¿Qué se necesitaría para administrar una ciudad con un 100 por ciento de energía limpia?

Esta historia originalmente apareció en Molienda y es parte del Escritorio del clima colaboración.

En 2014, Burlington, Vermont, el lugar de nacimiento del helado de Ben y Jerry y el terreno del senador Bernie Sanders, anunció que había llegado un hito energético. La ciudad de 42.000 habitantes, que abraza la orilla del lago Champlain, produjo suficiente energía a partir de fuentes renovables para cubrir todas sus necesidades de electricidad. Burlington, proclamó el gobierno de la ciudad, fue una de las primeras “ciudades renovables” de Estados Unidos.

Desde entonces, Burlington se ha unido a Georgetown, Texas, Aspen, Coloradoy algunas otras ciudades pequeñas de todo el país. Y aunque algunas ciudades tienen una ventaja (Burlington se beneficia de una gran cantidad de energía hidroeléctrica y abundante madera para la quema de biomasa), muchas de las que dependen de combustibles fósiles para generar energía se están sumando.
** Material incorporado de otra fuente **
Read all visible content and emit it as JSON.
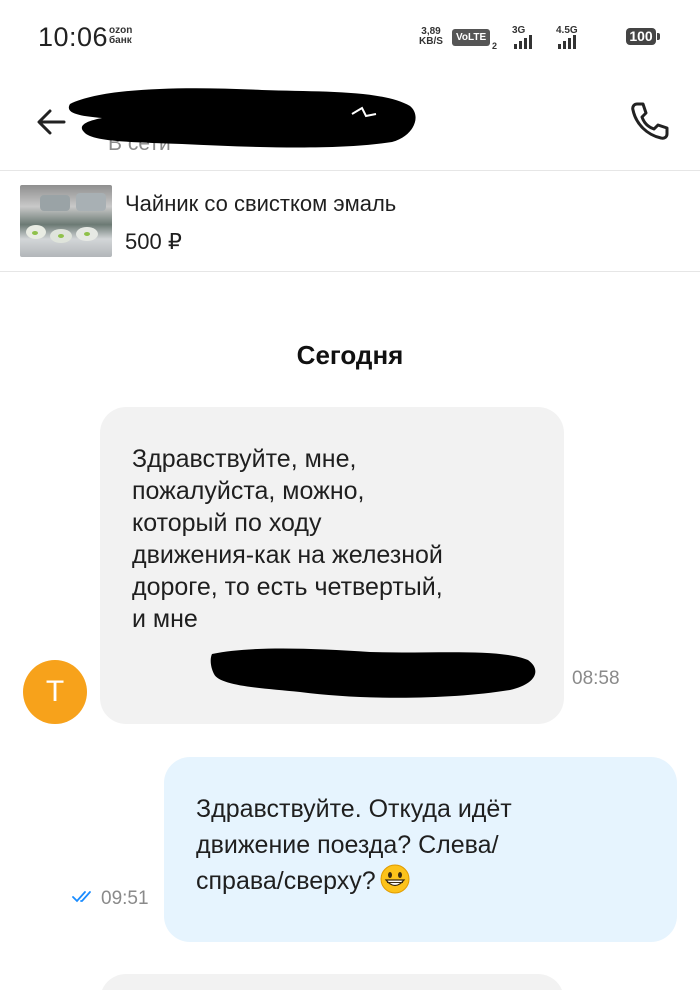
{
  "status_bar": {
    "time": "10:06",
    "brand_top": "ozon",
    "brand_bottom": "банк",
    "speed_value": "3,89",
    "speed_unit": "KB/S",
    "volte": "VoLTE",
    "volte_sim": "2",
    "network_1": "3G",
    "network_2": "4.5G",
    "battery": "100"
  },
  "header": {
    "contact_status": "В сети",
    "back_icon": "arrow-left-icon",
    "call_icon": "phone-icon"
  },
  "product": {
    "name": "Чайник со свистком эмаль",
    "price": "500 ₽"
  },
  "chat": {
    "date_separator": "Сегодня",
    "incoming": {
      "avatar_letter": "Т",
      "text": "Здравствуйте, мне,\nпожалуйста, можно,\nкоторый по ходу\nдвижения-как на железной\nдороге, то есть четвертый,\nи мне",
      "time": "08:58"
    },
    "outgoing": {
      "text": "Здравствуйте. Откуда идёт\nдвижение поезда? Слева/\nсправа/сверху?",
      "emoji": "grinning-face-emoji",
      "time": "09:51",
      "status_icon": "double-check-icon"
    }
  },
  "colors": {
    "avatar": "#f7a21b",
    "incoming_bubble": "#f2f2f2",
    "outgoing_bubble": "#e6f4fe",
    "read_ticks": "#1a8cff",
    "muted_text": "#8a8a8a"
  }
}
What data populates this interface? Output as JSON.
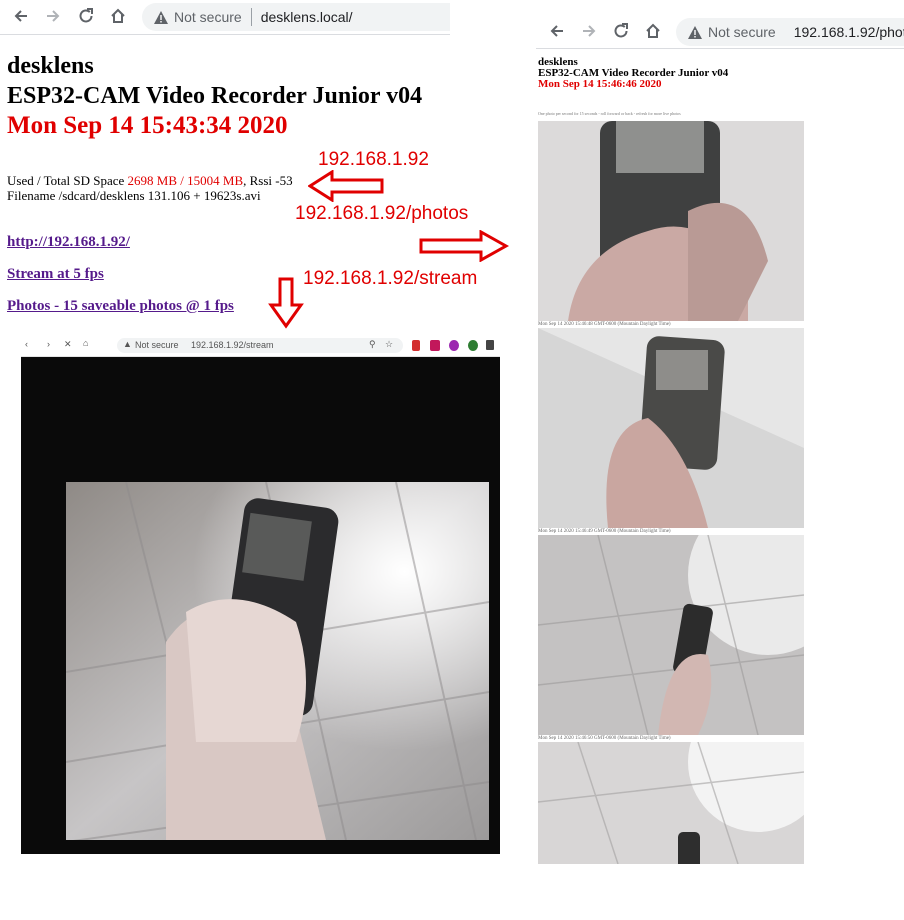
{
  "left_browser": {
    "security_label": "Not secure",
    "url": "desklens.local/"
  },
  "right_browser": {
    "security_label": "Not secure",
    "url": "192.168.1.92/phot"
  },
  "main_page": {
    "site_name": "desklens",
    "app_title": "ESP32-CAM Video Recorder Junior v04",
    "datetime": "Mon Sep 14 15:43:34 2020",
    "sd_prefix": "Used / Total SD Space ",
    "sd_used": "2698 MB",
    "sd_slash": " / ",
    "sd_total": "15004 MB",
    "rssi": ", Rssi -53",
    "filename": "Filename /sdcard/desklens 131.106 + 19623s.avi",
    "link_home": "http://192.168.1.92/",
    "link_stream": "Stream at 5 fps",
    "link_photos": "Photos - 15 saveable photos @ 1 fps"
  },
  "annotations": {
    "home": "192.168.1.92",
    "photos": "192.168.1.92/photos",
    "stream": "192.168.1.92/stream"
  },
  "stream_browser": {
    "security_label": "Not secure",
    "url": "192.168.1.92/stream"
  },
  "photos_page": {
    "site_name": "desklens",
    "app_title": "ESP32-CAM Video Recorder Junior v04",
    "datetime": "Mon Sep 14 15:46:46 2020",
    "note": "One photo per second for 15 seconds - roll forward or back - refresh for more live photos",
    "timestamps": [
      "Mon Sep 14 2020 15:46:48 GMT-0600 (Mountain Daylight Time)",
      "Mon Sep 14 2020 15:46:49 GMT-0600 (Mountain Daylight Time)",
      "Mon Sep 14 2020 15:46:50 GMT-0600 (Mountain Daylight Time)"
    ]
  },
  "colors": {
    "accent_red": "#e00000",
    "visited_link": "#551a8b"
  }
}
Hoy, más de 170 ciudades y pueblos en todo Estados Unidos han prometido cambiar su suministro de energía de carbón y gas natural a energía solar, eólica e hidroeléctrica. San Louis, que actualmente obtiene solo el 11 por ciento de su energía de las energías renovables, dice que funcionará exclusivamente con energías renovables para 2035; dependiente del carbón Denver ha prometido hacer lo mismo para 2030.

“Las ciudades están estableciendo estos objetivos y se esfuerzan por pasar de un porcentaje muy pequeño de energías renovables al 100 por ciento en un cronograma extremadamente ambicioso”, dijo Lacey Shaver, gerente de energía renovable de la ciudad en el Instituto de Recursos Mundiales, por correo electrónico. “Es un momento emocionante para el trabajo energético de la ciudad”.

Pero, ¿son las ciudades 100% renovables en realidad… 100% renovables? La realidad es un poco complicada y muestra los desafíos de la descarbonización verdadera y “profunda” de la electricidad en los Estados Unidos.

En primer lugar, cambiar a electricidad limpia no significa que una ciudad reduzca a cero su huella de carbono; los residentes podrían seguir conduciendo automóviles que consumen mucha gasolina o calentando sus hogares con gas natural. Incluso la mayoría de las afirmaciones de que funcionan con electricidad “limpia” tienen salvedades: lo que las ciudades realmente quieren decir es que compran suficiente electricidad de fuentes eólicas, solares u otras fuentes limpias para equilibrar la energía que utilizan durante el año. Para lugares llenos de energías renovables, como Vermont, eso no es tan importante. Pero en otras áreas, es posible que una ciudad no esté utilizando toda la electricidad renovable en tiempo real. Incluso cuando el sol no brilla y el viento no sopla, los electrones aún deben fluir a través de la red para mantener las luces encendidas. Y por el momento, gran parte de esa energía más constante proviene de fuentes no renovables, principalmente gas natural y carbón.

“Realmente no hay ciudad que funcione como una isla en electricidad”, dijo Joshua Rhodes, investigador asociado de la Universidad de Texas en Austin. “Vas a estar conectado a una red más grande”. No existen los “electrones de combustibles fósiles” y los “electrones renovables”: toda la energía se mezcla una vez que llega a la red. Eso significa que incluso una ciudad 100 por ciento renovable podría, de vez en cuando, obtener su electricidad de combustibles fósiles. Debido a esto, Rhodes dice que los objetivos de funcionar exclusivamente con energías renovables se parecen más a mecanismos contables que a una descripción pura de las fuentes de energía de una ciudad.

Por el momento, esto no es un gran problema: la mayoría de las ciudades tienen un largo camino por recorrer incluso para llegar a esa etapa. La red eléctrica de Estados Unidos aún está terminada 60 por ciento alimentado por combustibles fósiles, y la mayoría de las ciudades obtienen solo alrededor del 15 por ciento de su energía de fuentes renovables. Cuando los gobiernos municipales compran energía renovable, incluso si todavía están conectados a la red más grande, aumentan la demanda de instalaciones eólicas y solares. Pero a largo plazo, los expertos dicen que esta estrategia no va a sacar al país completamente de los combustibles fósiles.